Agnes Martin created her only major print project, “On a Clear Day,” towards the end of a seven-year period (1967-1974) during which she made no paintings. Martin had moved to an isolated mesa in New Mexico to live in isolation. She had spent the previous decade in New York City, a time during which she had critical and commercial success but disliked the distractions of the busy city, desiring a quieter, clearer place to live where she could make her “egoless” art that was imbued with beauty, openness and joy. Invited to make a print project in 1971, it took her two years to bring it to fruition. The results were “On a Clear Day.” Shortly after finishing the project, she resumed her painting practice, which she continued until she passed away in 2004.

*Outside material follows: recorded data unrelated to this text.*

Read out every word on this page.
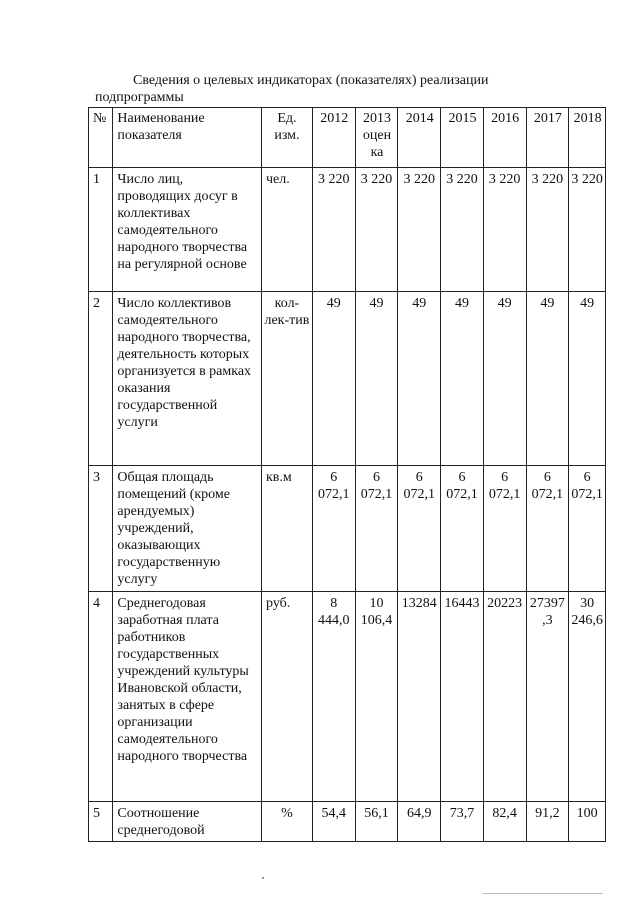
Сведения о целевых индикаторах (показателях) реализации подпрограммы
№	Наименование показателя	Ед. изм.	2012	2013 оценка	2014	2015	2016	2017	2018
1	Число лиц, проводящих досуг в коллективах самодеятельного народного творчества на регулярной основе	чел.	3 220	3 220	3 220	3 220	3 220	3 220	3 220
2	Число коллективов самодеятельного народного творчества, деятельность которых организуется в рамках оказания государственной услуги	кол-лек-тив	49	49	49	49	49	49	49
3	Общая площадь помещений (кроме арендуемых) учреждений, оказывающих государственную услугу	кв.м	6 072,1	6 072,1	6 072,1	6 072,1	6 072,1	6 072,1	6 072,1
4	Среднегодовая заработная плата работников государственных учреждений культуры Ивановской области, занятых в сфере организации самодеятельного народного творчества	руб.	8 444,0	10 106,4	13284	16443	20223	27397,3	30 246,6
5	Соотношение среднегодовой	%	54,4	56,1	64,9	73,7	82,4	91,2	100
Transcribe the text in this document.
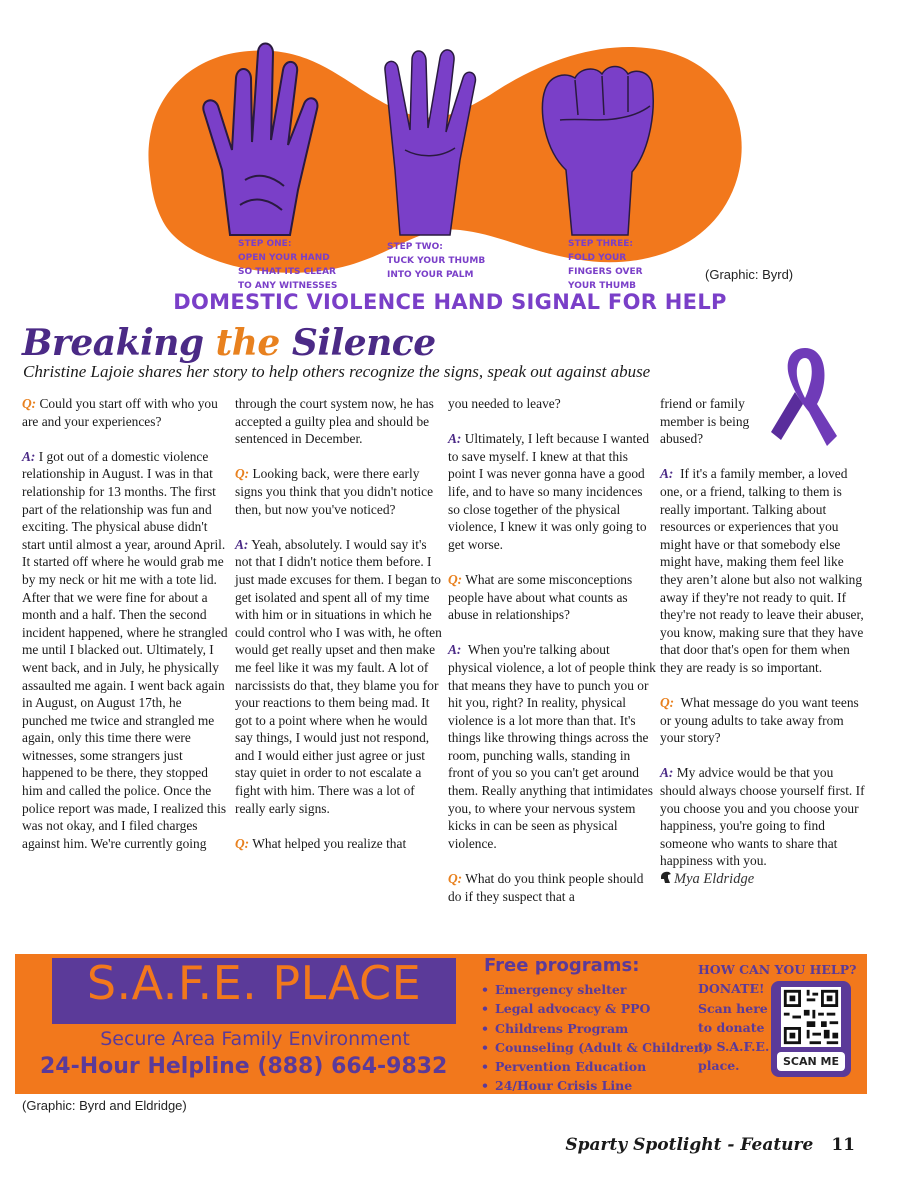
STEP ONE:
OPEN YOUR HAND
SO THAT ITS CLEAR
TO ANY WITNESSES
STEP TWO:
TUCK YOUR THUMB
INTO YOUR PALM
STEP THREE:
FOLD YOUR
FINGERS OVER
YOUR THUMB
(Graphic: Byrd)
DOMESTIC VIOLENCE HAND SIGNAL FOR HELP
Breaking the Silence
Christine Lajoie shares her story to help others recognize the signs, speak out against abuse

Q: Could you start off with who you are and your experiences?

A: I got out of a domestic violence relationship in August. I was in that relationship for 13 months. The first part of the relationship was fun and exciting. The physical abuse didn't start until almost a year, around April. It started off where he would grab me by my neck or hit me with a tote lid. After that we were fine for about a month and a half. Then the second incident happened, where he strangled me until I blacked out. Ultimately, I went back, and in July, he physically assaulted me again. I went back again in August, on August 17th, he punched me twice and strangled me again, only this time there were witnesses, some strangers just happened to be there, they stopped him and called the police. Once the police report was made, I realized this was not okay, and I filed charges against him. We're currently going

through the court system now, he has accepted a guilty plea and should be sentenced in December.

Q: Looking back, were there early signs you think that you didn't notice then, but now you've noticed?

A: Yeah, absolutely. I would say it's not that I didn't notice them before. I just made excuses for them. I began to get isolated and spent all of my time with him or in situations in which he could control who I was with, he often would get really upset and then make me feel like it was my fault. A lot of narcissists do that, they blame you for your reactions to them being mad. It got to a point where when he would say things, I would just not respond, and I would either just agree or just stay quiet in order to not escalate a fight with him. There was a lot of really early signs.

Q: What helped you realize that

you needed to leave?

A: Ultimately, I left because I wanted to save myself. I knew at that this point I was never gonna have a good life, and to have so many incidences so close together of the physical violence, I knew it was only going to get worse.

Q: What are some misconceptions people have about what counts as abuse in relationships?

A: When you're talking about physical violence, a lot of people think that means they have to punch you or hit you, right? In reality, physical violence is a lot more than that. It's things like throwing things across the room, punching walls, standing in front of you so you can't get around them. Really anything that intimidates you, to where your nervous system kicks in can be seen as physical violence.

Q: What do you think people should do if they suspect that a

friend or family member is being abused?

A: If it's a family member, a loved one, or a friend, talking to them is really important. Talking about resources or experiences that you might have or that somebody else might have, making them feel like they aren’t alone but also not walking away if they're not ready to quit. If they're not ready to leave their abuser, you know, making sure that they have that door that's open for them when they are ready is so important.

Q: What message do you want teens or young adults to take away from your story?

A: My advice would be that you should always choose yourself first. If you choose you and you choose your happiness, you're going to find someone who wants to share that happiness with you.

Mya Eldridge
S.A.F.E. PLACE
Secure Area Family Environment
24-Hour Helpline (888) 664-9832
Free programs:
• Emergency shelter
• Legal advocacy & PPO
• Childrens Program
• Counseling (Adult & Children)
• Pervention Education
• 24/Hour Crisis Line
HOW CAN YOU HELP?
DONATE!
Scan here
to donate
to S.A.F.E.
place.	SCAN ME
(Graphic: Byrd and Eldridge)
Sparty Spotlight - Feature 11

In 2008, the curator, Kevin Salatino, then Curator of Prints at Los Angeles County Museum of Art and now Chair & Curator of Prints & Drawings at the Art Institute of Chicago wrote the following about Martin and this project:
As with all of her mature work, the prints of “On a Clear Day” take as their subject matter the grid, rendered with an astonishing diversity of expression, focused with severe rigor yet compositionally and interpretatively open. About her grids, Martin famously said, “My formats are square, but the grids never are absolutely square; they are rectangles . . . . When I cover the square surface with rectangles, it lightens the weight of the square, destroys its power.” Elsewhere, she explained that the grid came to her as an inspiration. “I was thinking about innocence, and then I saw it in my mindthat grid . . . . So I painted it, and sure enough, it was innocent.” Martin’s grid of rectangles, as one critic noted, “eradicated the hierarchical balancing of parts. The effect was not only a surface in perfect equilibrium, but one that epitomized unity and wholeness.” While her grid was early on interpreted as a purified analog of nature, Martin vigorously rejected this reading. “My work is anti-nature,” she declared. “[It] is about emotionnot personal emotion [but] abstract emotion. It’s about those subtle moments of happiness we all experience.” She succinctly defined art as “the concrete representation of our most subtle feelings.” Grander in conception than any of Martin’s paintings, “On a Clear Day” condenses through multiplication thirty ways of constructing a grid, of expressing happiness, beauty, freedom, and the impossibility of, though yearning for, perfection. Its individual parts, recalling the number of days in a month, imply the passage of time. Its title declares the long-sought-for clarity the artist had struggled to find in the barren New Mexican desert. One of the great works of graphic art of the late twentieth century, “On a Clear Day” announces with luminous clarity and conviction Martin’s return to aesthetic wholeness.